Mas e como faríamos se uma jazida, constituinte da maior reserva mundial situar-se entre dois ou mais países, cuja história beligerante levou a sua separação, com direito à influência externa e, ainda por cima, um deles estava sob forte crise após grande desgaste com outro país vizinho por uma nesga litorânea rica em petróleo? Pensou em Iraque, Kuwait e Irã sob influência dos EUA, da Europa e a antiga URSS acertou. Em 1991, quando o Kuwait foi invadido por Saddam Hussein sob este pretexto, o país acabara de sair de uma guerra contra o Irã insuflada por países inimigos deste. Apesar de aplacar os ânimos da Revolução Iraniana dando um certo sentido de vitória aos EUA que queriam o país enfraquecido para o controle do Golfo (com a maior reserva mundial), o Iraque mesmo não logrou seus objetivos sem avançar um milímetro em Chat-el-Arab, o litoralzinho na boca do Golfo (chamado de Árabe para os árabes, Pérsico para os iranianos).
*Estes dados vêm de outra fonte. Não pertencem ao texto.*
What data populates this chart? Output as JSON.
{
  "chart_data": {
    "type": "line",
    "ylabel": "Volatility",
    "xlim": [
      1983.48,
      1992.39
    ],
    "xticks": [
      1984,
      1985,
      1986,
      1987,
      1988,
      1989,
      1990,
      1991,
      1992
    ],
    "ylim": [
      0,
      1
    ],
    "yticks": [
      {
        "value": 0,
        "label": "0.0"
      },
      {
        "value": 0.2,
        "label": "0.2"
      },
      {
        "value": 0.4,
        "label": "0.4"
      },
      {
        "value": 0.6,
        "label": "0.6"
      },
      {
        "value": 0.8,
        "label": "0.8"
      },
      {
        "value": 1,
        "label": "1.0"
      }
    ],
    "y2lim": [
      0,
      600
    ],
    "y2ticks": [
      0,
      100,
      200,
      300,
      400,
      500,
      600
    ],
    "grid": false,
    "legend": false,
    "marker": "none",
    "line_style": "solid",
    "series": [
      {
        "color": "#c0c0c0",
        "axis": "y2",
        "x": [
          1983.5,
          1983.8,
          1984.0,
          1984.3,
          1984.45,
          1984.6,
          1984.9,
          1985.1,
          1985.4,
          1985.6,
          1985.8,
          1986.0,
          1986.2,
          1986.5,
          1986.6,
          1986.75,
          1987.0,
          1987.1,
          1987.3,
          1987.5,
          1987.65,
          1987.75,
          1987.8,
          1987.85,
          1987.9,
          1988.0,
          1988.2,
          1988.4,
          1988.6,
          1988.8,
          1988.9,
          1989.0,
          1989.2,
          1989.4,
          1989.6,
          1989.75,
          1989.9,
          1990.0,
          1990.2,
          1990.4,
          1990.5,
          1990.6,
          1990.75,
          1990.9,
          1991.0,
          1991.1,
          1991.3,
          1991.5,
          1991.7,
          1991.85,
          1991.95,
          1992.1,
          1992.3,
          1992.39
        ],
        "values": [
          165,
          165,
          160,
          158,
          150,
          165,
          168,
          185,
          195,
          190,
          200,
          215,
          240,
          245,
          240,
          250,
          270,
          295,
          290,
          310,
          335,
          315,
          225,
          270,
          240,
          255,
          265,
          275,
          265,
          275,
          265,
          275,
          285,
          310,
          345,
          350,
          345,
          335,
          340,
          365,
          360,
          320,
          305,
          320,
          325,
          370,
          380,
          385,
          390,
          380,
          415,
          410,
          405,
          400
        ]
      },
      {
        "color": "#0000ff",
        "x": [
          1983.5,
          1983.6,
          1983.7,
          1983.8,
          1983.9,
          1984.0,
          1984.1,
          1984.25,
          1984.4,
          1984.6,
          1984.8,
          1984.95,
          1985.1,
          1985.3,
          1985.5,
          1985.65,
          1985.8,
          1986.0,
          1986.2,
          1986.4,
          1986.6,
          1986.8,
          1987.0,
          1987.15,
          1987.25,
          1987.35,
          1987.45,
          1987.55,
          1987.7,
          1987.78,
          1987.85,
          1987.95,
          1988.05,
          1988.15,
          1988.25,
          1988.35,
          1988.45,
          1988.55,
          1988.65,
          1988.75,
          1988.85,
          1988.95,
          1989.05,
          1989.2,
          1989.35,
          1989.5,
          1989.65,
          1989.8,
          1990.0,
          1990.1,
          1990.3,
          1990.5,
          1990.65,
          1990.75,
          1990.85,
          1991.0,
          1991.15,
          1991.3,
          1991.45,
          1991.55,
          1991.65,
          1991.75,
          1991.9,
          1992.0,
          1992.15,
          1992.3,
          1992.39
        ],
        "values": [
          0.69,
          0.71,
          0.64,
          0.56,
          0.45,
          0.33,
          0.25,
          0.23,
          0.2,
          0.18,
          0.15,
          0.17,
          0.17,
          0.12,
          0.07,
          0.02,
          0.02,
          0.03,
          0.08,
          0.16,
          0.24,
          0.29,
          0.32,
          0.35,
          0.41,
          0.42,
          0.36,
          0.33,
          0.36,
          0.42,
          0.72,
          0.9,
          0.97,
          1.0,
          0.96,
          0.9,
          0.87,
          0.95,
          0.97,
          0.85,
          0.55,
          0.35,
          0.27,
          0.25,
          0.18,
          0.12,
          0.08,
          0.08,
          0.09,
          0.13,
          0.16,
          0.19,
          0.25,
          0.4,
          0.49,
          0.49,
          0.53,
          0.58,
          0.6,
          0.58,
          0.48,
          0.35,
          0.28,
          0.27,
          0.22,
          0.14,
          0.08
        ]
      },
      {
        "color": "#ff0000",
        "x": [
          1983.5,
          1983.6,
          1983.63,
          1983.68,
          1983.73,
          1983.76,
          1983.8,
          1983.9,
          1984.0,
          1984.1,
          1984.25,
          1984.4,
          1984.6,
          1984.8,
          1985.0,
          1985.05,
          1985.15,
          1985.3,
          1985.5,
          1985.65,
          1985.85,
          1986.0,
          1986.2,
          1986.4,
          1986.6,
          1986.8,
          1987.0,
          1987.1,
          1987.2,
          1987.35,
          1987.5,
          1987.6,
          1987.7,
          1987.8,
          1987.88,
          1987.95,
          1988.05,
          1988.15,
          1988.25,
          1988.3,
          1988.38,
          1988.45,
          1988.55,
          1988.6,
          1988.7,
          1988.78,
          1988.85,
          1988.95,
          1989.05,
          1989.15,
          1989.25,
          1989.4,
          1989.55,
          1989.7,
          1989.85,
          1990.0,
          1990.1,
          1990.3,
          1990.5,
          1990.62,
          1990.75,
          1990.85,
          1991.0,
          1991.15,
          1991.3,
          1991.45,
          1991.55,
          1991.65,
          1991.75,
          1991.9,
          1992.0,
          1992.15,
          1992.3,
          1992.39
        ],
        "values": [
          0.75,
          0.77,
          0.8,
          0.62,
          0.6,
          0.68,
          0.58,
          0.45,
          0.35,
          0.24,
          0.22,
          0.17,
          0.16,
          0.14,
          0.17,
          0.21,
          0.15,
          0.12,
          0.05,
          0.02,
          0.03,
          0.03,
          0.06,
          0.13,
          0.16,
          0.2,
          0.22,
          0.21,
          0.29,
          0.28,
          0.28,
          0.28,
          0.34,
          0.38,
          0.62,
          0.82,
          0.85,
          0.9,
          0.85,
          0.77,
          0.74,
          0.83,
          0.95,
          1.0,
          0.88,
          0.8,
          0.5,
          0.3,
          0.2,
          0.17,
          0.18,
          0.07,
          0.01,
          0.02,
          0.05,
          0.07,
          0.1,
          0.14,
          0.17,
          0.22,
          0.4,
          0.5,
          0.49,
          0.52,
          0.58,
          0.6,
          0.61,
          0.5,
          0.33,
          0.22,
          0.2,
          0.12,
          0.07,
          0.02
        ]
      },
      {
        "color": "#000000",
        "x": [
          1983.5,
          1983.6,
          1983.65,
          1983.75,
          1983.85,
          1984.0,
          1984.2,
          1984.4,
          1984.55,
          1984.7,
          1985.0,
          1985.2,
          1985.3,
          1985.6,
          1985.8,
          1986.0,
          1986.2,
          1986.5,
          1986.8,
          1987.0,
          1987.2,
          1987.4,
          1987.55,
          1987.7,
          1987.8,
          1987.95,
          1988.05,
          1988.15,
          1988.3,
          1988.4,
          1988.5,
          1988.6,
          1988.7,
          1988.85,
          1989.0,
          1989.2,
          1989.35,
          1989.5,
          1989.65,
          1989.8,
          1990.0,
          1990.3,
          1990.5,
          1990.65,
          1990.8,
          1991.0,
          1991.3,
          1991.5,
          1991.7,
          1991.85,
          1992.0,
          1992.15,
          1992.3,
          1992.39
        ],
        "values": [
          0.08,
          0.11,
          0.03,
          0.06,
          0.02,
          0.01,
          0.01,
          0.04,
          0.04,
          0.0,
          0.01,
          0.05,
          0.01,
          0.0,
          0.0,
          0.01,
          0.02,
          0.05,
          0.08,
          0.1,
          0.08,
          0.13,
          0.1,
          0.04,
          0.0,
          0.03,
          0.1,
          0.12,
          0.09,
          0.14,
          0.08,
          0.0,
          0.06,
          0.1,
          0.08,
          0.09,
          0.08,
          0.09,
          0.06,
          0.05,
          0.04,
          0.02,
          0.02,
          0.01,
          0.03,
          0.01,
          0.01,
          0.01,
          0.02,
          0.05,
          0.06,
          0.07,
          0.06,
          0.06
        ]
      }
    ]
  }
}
Centenas de milhares de homens mortos, perdas de reservas, gasto de armamentos, destruição do ambiente etc. pareciam dar a Saddam uma perfeita justificativa para avançar sobre o Kuwait que teimava em se opor a sua estratégia de retenção da oferta da produção (para que se aumentassem os preços) junto à Opep. O Kuwait, importante aliado ocidental ganhava fazendo o contrário: vendendo mais e mais barato na concorrência com os primos enfraquecidos no Golfo.

Esta razão utilitária não fez Saddam chorar como Júlia, mas aproveitar para recuar atacando vizinhos do sul (xiitas que se opunham ao seu governo e eram apoiados pelo inimigo, Irã) quando afugentado por George H. W. Bush. Doze anos depois viria a ser caçado pelo filho, George W. Bush em sua guerra preventiva criticada pelo velho establishment americano, mas não pela nova camarilha neoconservative que achava legítimo moldar o mundo antes de ser provocado. Em tese, amoralmente falando, eles estavam certos, não fosse por um detalhe: não se conquista o território só com hard power. E para suprir um poder que era Saddam sem com isto deixar um vácuo tem que se administrar diversas facções, como hoje competem (xiitas, sunitas, curdos, aliados vizinhos como o Irã, Síria, Turquia, Israel, Arábia Saudita etc.).

Bem, a história é longa e está longe de terminar, mas quando tomar milk shake com a namorada lembre-se que por algo semelhante muita gente não teve a mesma sorte. Enfim, #FelizDiaMundialdoPetróleo !!!